Schon als feststand, dass sie von ihrer Fraktion als Präsidentin nominiert werden würde, sei ihr klar gewesen, dass sie für eine höhere Wahlbeteiligung kämpfen wollen würde, sagt Grotheer. „Und es war dann mein absolutes Highlight zu sehen, wie schnell man in Bremen so etwas gemeinsam mit vielen Partnern organisieren kann.“
Zu den Leuten rausgehen, ansprechbar sein: Das sei ihr wichtig gewesen, sagt die Noch-Präsidentin. Einerseits, weil sie damit den Weg Christian Webers fortsetzte, dem es immer eine Herzensangelegenheit war, dass die Bremer ihre Bürgerschaft als offenes Haus und als Ort der Begegnung begreifen. Andererseits aber auch angesichts der politischen Lage, weil sie eben nicht wusste, wie lange sie im Amt bleiben würde. Antje Grotheer hat ihre Zeit als Präsidentin außerdem dazu genutzt, mal aus dem Politikbetrieb heraus- und in den Alltag einiger Bremerinnen und Bremer hineinzuschauen. Einen halben Tag hinter der Fleisch- und Käsetheke hat sie gestanden, sie hat in einen Hotelbetrieb hineingeschnuppert, den Helfern der Bahnhofsmission zugehört und ist mit den „Nachtwanderern“ (ein Projekt, bei dem Erwachsene Jugendliche nachts in Bussen im Bedarfsfall Hilfe anbieten, Anm. d. Red.) durch Bremen-Nord gegondelt. Und die Liste ist noch nicht abgearbeitet, im Wort steht sie als „Aushilfe“ für die Kantine der Gesamtschule West und auf einem Wochenmarkt.

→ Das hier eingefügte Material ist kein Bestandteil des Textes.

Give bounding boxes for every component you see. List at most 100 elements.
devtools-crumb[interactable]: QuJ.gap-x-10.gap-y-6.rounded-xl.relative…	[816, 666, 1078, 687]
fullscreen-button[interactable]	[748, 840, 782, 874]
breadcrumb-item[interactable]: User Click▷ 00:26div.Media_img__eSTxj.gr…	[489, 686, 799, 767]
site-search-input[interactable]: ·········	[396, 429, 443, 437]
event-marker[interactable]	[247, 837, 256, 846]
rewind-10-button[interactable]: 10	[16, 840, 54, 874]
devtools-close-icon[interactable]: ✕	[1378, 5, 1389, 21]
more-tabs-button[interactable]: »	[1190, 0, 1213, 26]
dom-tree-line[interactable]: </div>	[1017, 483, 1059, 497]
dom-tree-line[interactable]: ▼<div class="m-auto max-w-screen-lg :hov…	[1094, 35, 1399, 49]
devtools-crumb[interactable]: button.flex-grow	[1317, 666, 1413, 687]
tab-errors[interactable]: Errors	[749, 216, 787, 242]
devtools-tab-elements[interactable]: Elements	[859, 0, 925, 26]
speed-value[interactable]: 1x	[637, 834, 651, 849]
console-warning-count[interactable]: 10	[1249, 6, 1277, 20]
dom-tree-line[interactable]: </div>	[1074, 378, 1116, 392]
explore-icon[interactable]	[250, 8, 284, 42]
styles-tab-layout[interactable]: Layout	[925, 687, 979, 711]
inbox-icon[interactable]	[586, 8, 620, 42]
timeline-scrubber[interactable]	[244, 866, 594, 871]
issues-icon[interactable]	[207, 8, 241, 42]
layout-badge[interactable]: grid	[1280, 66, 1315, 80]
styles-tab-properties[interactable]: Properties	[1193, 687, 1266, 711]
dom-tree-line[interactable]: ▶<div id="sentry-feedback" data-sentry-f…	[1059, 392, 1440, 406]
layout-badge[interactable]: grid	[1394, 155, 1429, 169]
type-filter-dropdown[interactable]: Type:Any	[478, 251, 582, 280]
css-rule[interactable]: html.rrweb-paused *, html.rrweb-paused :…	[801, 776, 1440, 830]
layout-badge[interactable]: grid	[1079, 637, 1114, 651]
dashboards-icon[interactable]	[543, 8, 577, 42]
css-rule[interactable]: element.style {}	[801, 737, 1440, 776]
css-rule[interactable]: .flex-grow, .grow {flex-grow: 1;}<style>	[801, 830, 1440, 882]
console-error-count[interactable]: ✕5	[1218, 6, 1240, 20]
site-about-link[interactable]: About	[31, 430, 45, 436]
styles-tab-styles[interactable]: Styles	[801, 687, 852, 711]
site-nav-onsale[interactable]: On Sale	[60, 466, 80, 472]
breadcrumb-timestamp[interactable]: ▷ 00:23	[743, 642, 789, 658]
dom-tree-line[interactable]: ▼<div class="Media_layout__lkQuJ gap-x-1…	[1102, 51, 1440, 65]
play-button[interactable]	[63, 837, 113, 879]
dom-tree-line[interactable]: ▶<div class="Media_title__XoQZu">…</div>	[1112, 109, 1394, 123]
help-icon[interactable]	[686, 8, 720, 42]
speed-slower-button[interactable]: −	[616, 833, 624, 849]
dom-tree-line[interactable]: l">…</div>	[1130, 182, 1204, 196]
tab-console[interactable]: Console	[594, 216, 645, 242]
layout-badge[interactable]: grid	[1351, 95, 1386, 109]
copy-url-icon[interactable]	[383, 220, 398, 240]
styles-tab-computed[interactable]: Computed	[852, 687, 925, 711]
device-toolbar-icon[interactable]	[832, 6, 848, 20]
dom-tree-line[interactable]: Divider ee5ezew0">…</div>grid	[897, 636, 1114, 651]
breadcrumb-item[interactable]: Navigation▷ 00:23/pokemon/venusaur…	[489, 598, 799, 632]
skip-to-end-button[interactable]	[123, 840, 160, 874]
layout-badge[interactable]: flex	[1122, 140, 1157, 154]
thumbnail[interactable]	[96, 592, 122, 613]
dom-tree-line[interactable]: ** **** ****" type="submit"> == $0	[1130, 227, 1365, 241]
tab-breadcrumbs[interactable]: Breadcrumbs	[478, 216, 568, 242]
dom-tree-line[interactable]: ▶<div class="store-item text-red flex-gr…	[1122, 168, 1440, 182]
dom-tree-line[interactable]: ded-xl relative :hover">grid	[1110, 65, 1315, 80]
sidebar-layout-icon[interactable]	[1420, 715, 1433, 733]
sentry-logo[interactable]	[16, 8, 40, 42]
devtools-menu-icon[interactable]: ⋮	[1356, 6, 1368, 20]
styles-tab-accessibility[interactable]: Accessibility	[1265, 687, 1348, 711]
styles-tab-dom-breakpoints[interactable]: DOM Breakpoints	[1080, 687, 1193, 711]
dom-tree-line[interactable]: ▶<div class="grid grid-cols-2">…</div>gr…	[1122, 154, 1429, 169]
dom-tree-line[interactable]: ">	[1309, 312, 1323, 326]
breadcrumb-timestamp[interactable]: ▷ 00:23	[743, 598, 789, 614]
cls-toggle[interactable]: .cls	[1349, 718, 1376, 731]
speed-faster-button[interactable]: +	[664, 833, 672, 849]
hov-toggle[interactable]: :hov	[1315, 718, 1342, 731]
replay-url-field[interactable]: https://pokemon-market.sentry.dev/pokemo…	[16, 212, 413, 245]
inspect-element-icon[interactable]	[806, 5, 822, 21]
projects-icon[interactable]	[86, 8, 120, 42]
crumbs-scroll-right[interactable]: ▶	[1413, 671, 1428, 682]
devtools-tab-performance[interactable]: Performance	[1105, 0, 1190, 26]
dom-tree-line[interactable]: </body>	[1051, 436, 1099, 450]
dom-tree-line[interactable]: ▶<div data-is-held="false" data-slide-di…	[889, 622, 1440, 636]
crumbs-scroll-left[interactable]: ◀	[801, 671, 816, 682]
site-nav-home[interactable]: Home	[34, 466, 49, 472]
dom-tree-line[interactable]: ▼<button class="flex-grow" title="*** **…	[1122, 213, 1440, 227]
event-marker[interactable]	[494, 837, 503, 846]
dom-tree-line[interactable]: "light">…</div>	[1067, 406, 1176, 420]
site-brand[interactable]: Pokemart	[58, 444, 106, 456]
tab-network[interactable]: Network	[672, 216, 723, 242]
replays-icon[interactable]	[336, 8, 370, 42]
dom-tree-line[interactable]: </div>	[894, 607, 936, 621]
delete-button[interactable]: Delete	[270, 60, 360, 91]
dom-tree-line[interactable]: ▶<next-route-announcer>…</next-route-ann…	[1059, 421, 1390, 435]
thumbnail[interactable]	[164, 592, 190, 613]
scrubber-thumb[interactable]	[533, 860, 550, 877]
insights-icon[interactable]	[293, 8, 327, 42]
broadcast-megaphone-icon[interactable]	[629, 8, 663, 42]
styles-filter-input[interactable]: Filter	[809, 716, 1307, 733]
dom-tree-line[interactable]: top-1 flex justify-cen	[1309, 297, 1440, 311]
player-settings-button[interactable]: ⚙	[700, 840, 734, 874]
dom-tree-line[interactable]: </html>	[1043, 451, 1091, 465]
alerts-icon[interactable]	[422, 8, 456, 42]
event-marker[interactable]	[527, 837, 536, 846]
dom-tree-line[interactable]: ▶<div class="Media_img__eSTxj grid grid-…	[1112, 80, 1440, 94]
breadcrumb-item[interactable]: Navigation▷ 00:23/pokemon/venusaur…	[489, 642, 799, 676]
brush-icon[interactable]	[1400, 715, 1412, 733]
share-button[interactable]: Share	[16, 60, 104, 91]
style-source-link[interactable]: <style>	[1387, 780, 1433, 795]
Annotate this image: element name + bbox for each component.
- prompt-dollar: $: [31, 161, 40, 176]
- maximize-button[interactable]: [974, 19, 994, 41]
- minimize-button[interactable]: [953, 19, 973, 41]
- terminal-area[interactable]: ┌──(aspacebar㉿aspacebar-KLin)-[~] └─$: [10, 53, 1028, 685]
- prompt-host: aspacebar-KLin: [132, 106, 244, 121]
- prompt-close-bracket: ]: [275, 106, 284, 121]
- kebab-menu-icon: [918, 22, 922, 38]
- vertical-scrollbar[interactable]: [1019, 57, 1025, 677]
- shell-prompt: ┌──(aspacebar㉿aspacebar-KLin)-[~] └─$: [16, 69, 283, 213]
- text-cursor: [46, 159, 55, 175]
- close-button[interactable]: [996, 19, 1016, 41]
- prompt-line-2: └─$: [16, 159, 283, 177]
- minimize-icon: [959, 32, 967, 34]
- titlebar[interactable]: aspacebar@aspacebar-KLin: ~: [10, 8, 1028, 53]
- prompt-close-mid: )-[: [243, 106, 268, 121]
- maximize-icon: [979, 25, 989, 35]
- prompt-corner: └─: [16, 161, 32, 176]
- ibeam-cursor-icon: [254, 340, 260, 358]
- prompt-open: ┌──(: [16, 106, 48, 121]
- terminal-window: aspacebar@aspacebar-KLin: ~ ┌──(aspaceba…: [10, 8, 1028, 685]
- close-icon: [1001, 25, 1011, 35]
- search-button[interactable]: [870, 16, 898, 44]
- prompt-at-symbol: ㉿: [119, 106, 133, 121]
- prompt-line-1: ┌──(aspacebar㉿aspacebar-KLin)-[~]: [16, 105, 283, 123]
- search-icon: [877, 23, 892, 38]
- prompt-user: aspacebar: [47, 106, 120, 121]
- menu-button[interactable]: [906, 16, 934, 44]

„Als Abgeordneter wird einem oft vorgeworfen, dass man keine Ahnung von den Themen habe, die die Menschen bewegen“, sagt Grotheer. „Als Bürgerschaftspräsidentin wird einem der rote Teppich ausgerollt. Und diese Besuche geben mir viele Anregungen.“ Deshalb will sie sie auch fortsetzen, wenn sie in der neuen Legislatur wieder eine einfache Abgeordnete sein sollte. „Ich gehe erst mal davon aus“, sagt sie.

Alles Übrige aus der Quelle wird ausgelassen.